Grands-Echézeaux

2009 Lamarche Francois Grands-Echézeaux

By billn on April 07, 2011

The nose is much more understated than the last couple of wines but it really pulls you in with its extra floral dimension – very lovely. In the mouth this is full-on – don’t be deceived by the nose but the structure is quite soft. The flavour expands in the mid-palate bringing the high-toned floral notes of the nose into play – a long slow diminuendo of a finish – very lovely.

1990 Romanée-Conti Grands-Echézeaux

By billn on March 22, 2011

Deep and dark aromas, seems like tree-bark. Lots of structure yet there’s a nice interplay with floral notes in the mouth. After the 2000 this seems less ripe, the tannin still has much to say. Superb length – bravo!

2004 Engel René Grands-Echézeaux

By billn on September 21, 2010

Medium ruby-red – I caught myself admiring the late-evening sun as it beautifully reflected through the glass. The nose is not immune to the vintage character; it starts at an encouragingly low level but disappointingly blooms in the glass – maybe to a 6/10 level. Below the mirepoix is a creamy, faintly lactic depth – and depth this wine certainly has. Wide in the mouth, the acidity has a slightly jarring, sharp leading edge – give it an hour of aeration and this mainly but not completely tones down. The texture is very fine and the width and depth are high-class indeed. The length, despite its persistence, currently holds onto some of that character. Today this isn’t a fitting tribute to Philippe, so take any of 99-2003 to toast him – they are all drinking well. I hope that my other bottles of this will come good in another 10 years or so…

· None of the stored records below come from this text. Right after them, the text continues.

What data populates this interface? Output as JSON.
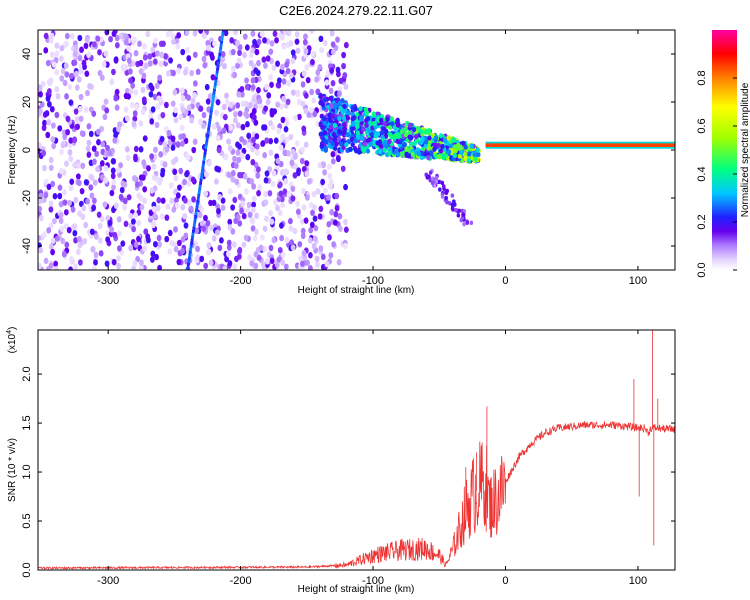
{
  "figure_title": "C2E6.2024.279.22.11.G07",
  "chart_data": [
    {
      "type": "heatmap",
      "title": "C2E6.2024.279.22.11.G07",
      "xlabel": "Height of straight line (km)",
      "ylabel": "Frequency (Hz)",
      "xlim": [
        -353,
        128
      ],
      "ylim": [
        -50,
        50
      ],
      "x_ticks": [
        -300,
        -200,
        -100,
        0,
        100
      ],
      "x_tick_labels": [
        "-300",
        "-200",
        "-100",
        "0",
        "100"
      ],
      "y_ticks": [
        -40,
        -20,
        0,
        20,
        40
      ],
      "y_tick_labels": [
        "-40",
        "-20",
        "0",
        "20",
        "40"
      ],
      "colorbar": {
        "label": "Normalized spectral amplitude",
        "range": [
          0,
          1
        ],
        "ticks": [
          0.0,
          0.2,
          0.4,
          0.6,
          0.8
        ],
        "tick_labels": [
          "0.0",
          "0.2",
          "0.4",
          "0.6",
          "0.8"
        ]
      },
      "features": {
        "noise_region_x": [
          -353,
          -130
        ],
        "diagonal_streak": {
          "x_start": -240,
          "y_start": -50,
          "x_end": -213,
          "y_end": 50
        },
        "transition_region_x": [
          -140,
          -20
        ],
        "carrier_line": {
          "x_start": -15,
          "x_end": 128,
          "frequency": 2,
          "amplitude": 0.85
        }
      }
    },
    {
      "type": "line",
      "xlabel": "Height of straight line (km)",
      "ylabel": "SNR (10 * v/v)",
      "y_multiplier_label": "(x10",
      "y_multiplier_exp": "4",
      "xlim": [
        -353,
        128
      ],
      "ylim": [
        0,
        2.45
      ],
      "x_ticks": [
        -300,
        -200,
        -100,
        0,
        100
      ],
      "x_tick_labels": [
        "-300",
        "-200",
        "-100",
        "0",
        "100"
      ],
      "y_ticks": [
        0.0,
        0.5,
        1.0,
        1.5,
        2.0
      ],
      "y_tick_labels": [
        "0.0",
        "0.5",
        "1.0",
        "1.5",
        "2.0"
      ],
      "color": "#ee3333",
      "envelope": {
        "x": [
          -353,
          -150,
          -120,
          -100,
          -80,
          -60,
          -50,
          -45,
          -40,
          -35,
          -30,
          -25,
          -20,
          -15,
          -12,
          -5,
          0,
          10,
          20,
          30,
          40,
          60,
          80,
          90,
          95,
          100,
          105,
          108,
          110,
          115,
          120,
          128
        ],
        "y": [
          0.02,
          0.03,
          0.05,
          0.15,
          0.2,
          0.22,
          0.15,
          0.05,
          0.2,
          0.4,
          0.6,
          0.75,
          0.85,
          0.9,
          0.65,
          0.75,
          0.9,
          1.15,
          1.3,
          1.4,
          1.45,
          1.48,
          1.48,
          1.47,
          1.46,
          1.45,
          1.45,
          1.4,
          1.45,
          1.45,
          1.44,
          1.44
        ]
      },
      "spikes": [
        {
          "x": -14,
          "y": 1.67
        },
        {
          "x": -22,
          "y": 1.2
        },
        {
          "x": -30,
          "y": 1.05
        },
        {
          "x": 97,
          "y": 1.95
        },
        {
          "x": 101,
          "y": 0.75
        },
        {
          "x": 111,
          "y": 2.5
        },
        {
          "x": 112,
          "y": 0.25
        },
        {
          "x": 115,
          "y": 1.75
        }
      ]
    }
  ]
}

2008 de Villamont Henri Grands-Echézeaux

By billn on April 18, 2010

A nose of more depth – super fruit. In the mouth there’s width and excellent structure – plenty of ripe tannin that’s only mildly astringent. Lovely finish. This is very good.

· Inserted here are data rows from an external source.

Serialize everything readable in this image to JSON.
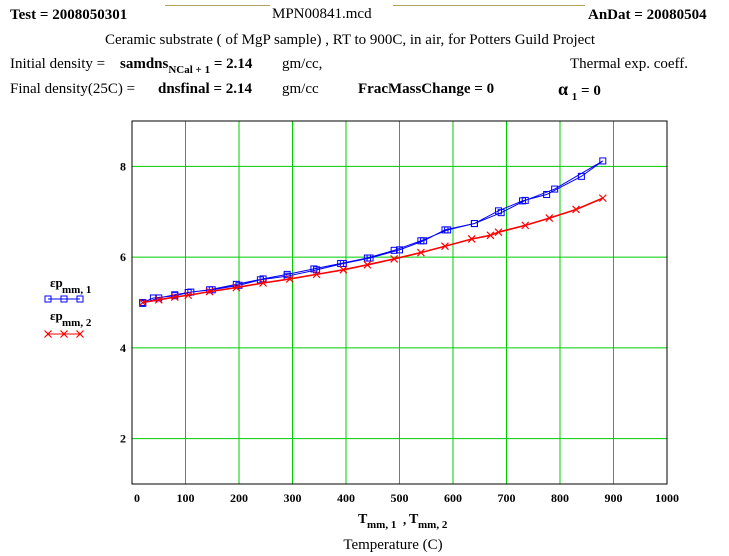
{
  "header": {
    "test_label": "Test",
    "test_value": "2008050301",
    "file_name": "MPN00841.mcd",
    "andat_label": "AnDat",
    "andat_value": "20080504",
    "description": "Ceramic substrate ( of MgP sample) , RT to 900C, in  air, for Potters Guild Project"
  },
  "params": {
    "initial_label": "Initial density =",
    "initial_var": "samdns",
    "initial_var_sub": "NCal + 1",
    "initial_value": "2.14",
    "initial_unit": "gm/cc,",
    "final_label": "Final density(25C) =",
    "final_var": "dnsfinal",
    "final_value": "2.14",
    "final_unit": "gm/cc",
    "frac_label": "FracMassChange",
    "frac_value": "0",
    "thermal_label": "Thermal exp. coeff.",
    "alpha_symbol": "α",
    "alpha_sub": "1",
    "alpha_value": "0"
  },
  "chart_data": {
    "type": "line",
    "xlim": [
      0,
      1000
    ],
    "ylim": [
      1,
      9
    ],
    "x_ticks": [
      0,
      100,
      200,
      300,
      400,
      500,
      600,
      700,
      800,
      900,
      1000
    ],
    "y_ticks": [
      2,
      4,
      6,
      8
    ],
    "grid": true,
    "grid_color": "#00cc00",
    "xlabel_var": "T",
    "xlabel_sub1": "mm, 1",
    "xlabel_sub2": "mm, 2",
    "xlabel_caption": "Temperature (C)",
    "series": [
      {
        "name": "εp",
        "name_sub": "mm, 1",
        "color": "#0000ff",
        "marker": "square",
        "x": [
          20,
          40,
          80,
          110,
          150,
          200,
          240,
          290,
          345,
          395,
          445,
          500,
          545,
          585,
          640,
          685,
          730,
          775,
          840,
          880,
          790,
          735,
          690,
          640,
          590,
          540,
          490,
          440,
          390,
          340,
          290,
          245,
          195,
          145,
          105,
          80,
          50,
          20
        ],
        "y": [
          5.0,
          5.1,
          5.15,
          5.23,
          5.28,
          5.38,
          5.5,
          5.58,
          5.72,
          5.86,
          5.98,
          6.16,
          6.36,
          6.6,
          6.74,
          7.02,
          7.24,
          7.38,
          7.78,
          8.12,
          7.5,
          7.25,
          6.98,
          6.74,
          6.6,
          6.36,
          6.15,
          5.98,
          5.86,
          5.74,
          5.62,
          5.52,
          5.4,
          5.28,
          5.22,
          5.17,
          5.1,
          4.98
        ]
      },
      {
        "name": "εp",
        "name_sub": "mm, 2",
        "color": "#ff0000",
        "marker": "x",
        "x": [
          20,
          50,
          80,
          105,
          145,
          195,
          245,
          295,
          345,
          395,
          440,
          490,
          540,
          585,
          635,
          670,
          685,
          735,
          780,
          830,
          880
        ],
        "y": [
          5.0,
          5.06,
          5.12,
          5.16,
          5.24,
          5.33,
          5.43,
          5.52,
          5.62,
          5.72,
          5.83,
          5.96,
          6.1,
          6.24,
          6.4,
          6.48,
          6.55,
          6.7,
          6.86,
          7.05,
          7.3
        ]
      }
    ]
  }
}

1990 Drouhin Joseph Grands-Echézeaux

By billn on March 28, 2010

Still deeply coloured. The nose starts with forceful aromas of freshly turned leaves, after 30 minutes it’s on a lower lever but my glass actually needed almost an hour to finally develop sweet and detailed dried red fruits, meat and herbs – the aromas were probably peaking as I was sleeping in my bed – but burgundians don’t decant do they 😉 In the mouth this is sweet and quite powerful. The mid-palate structure is actually a little rustic, but who cares when there are so many dimensions of flavour. Energy and character here, and it’s a long way from it’s peak – bravo!

1972 Clos Frantin Grands-Echézeaux

By on November 30, 2009 #asides

A slightly porty fruit quickly, but not entirely gives way to beef, almonds, width and warmth – impressive and very complex. The acidity just has a hint of balsamic character, so probably best not to leave this for another 30+ years, but there is width and dimension on the perfectly textured mid-palate and it’s very long. This was savoured over about 3+ hours and it never faded. Super.

2002 Engel René Grands-Echézeaux

By on November 30, 2009 #asides

Medium ruby-red. The nose has hints of dark, spicy oak and turned earth – as the glass drains there are beautiful flashes of red berries. Perfect freshness and still grainy, though generally background tannins. The flavours make a broad panorama on the tongue and are a mix of red berries and more raisined, lingering notes. Very long. I had the 99 a few months ago, but this seems much better focused and ‘together’ if perhaps not quite as concentrated. A lovely bottle and far from a shame to enjoy now.

2007 Potel Nicolas Grands-Echézeaux

By on June 30, 2009 #asides

10% stems here. More aromatic width but less depth versus the Echézeaux, but the complexity is on a higher level and there’s a faint muskiness. Fills the mouth with pure, ripe fruit then a super mid-palate burst. Last thoughts are a hint of astringency that’s long forgotten as the flavour eventually fades – super.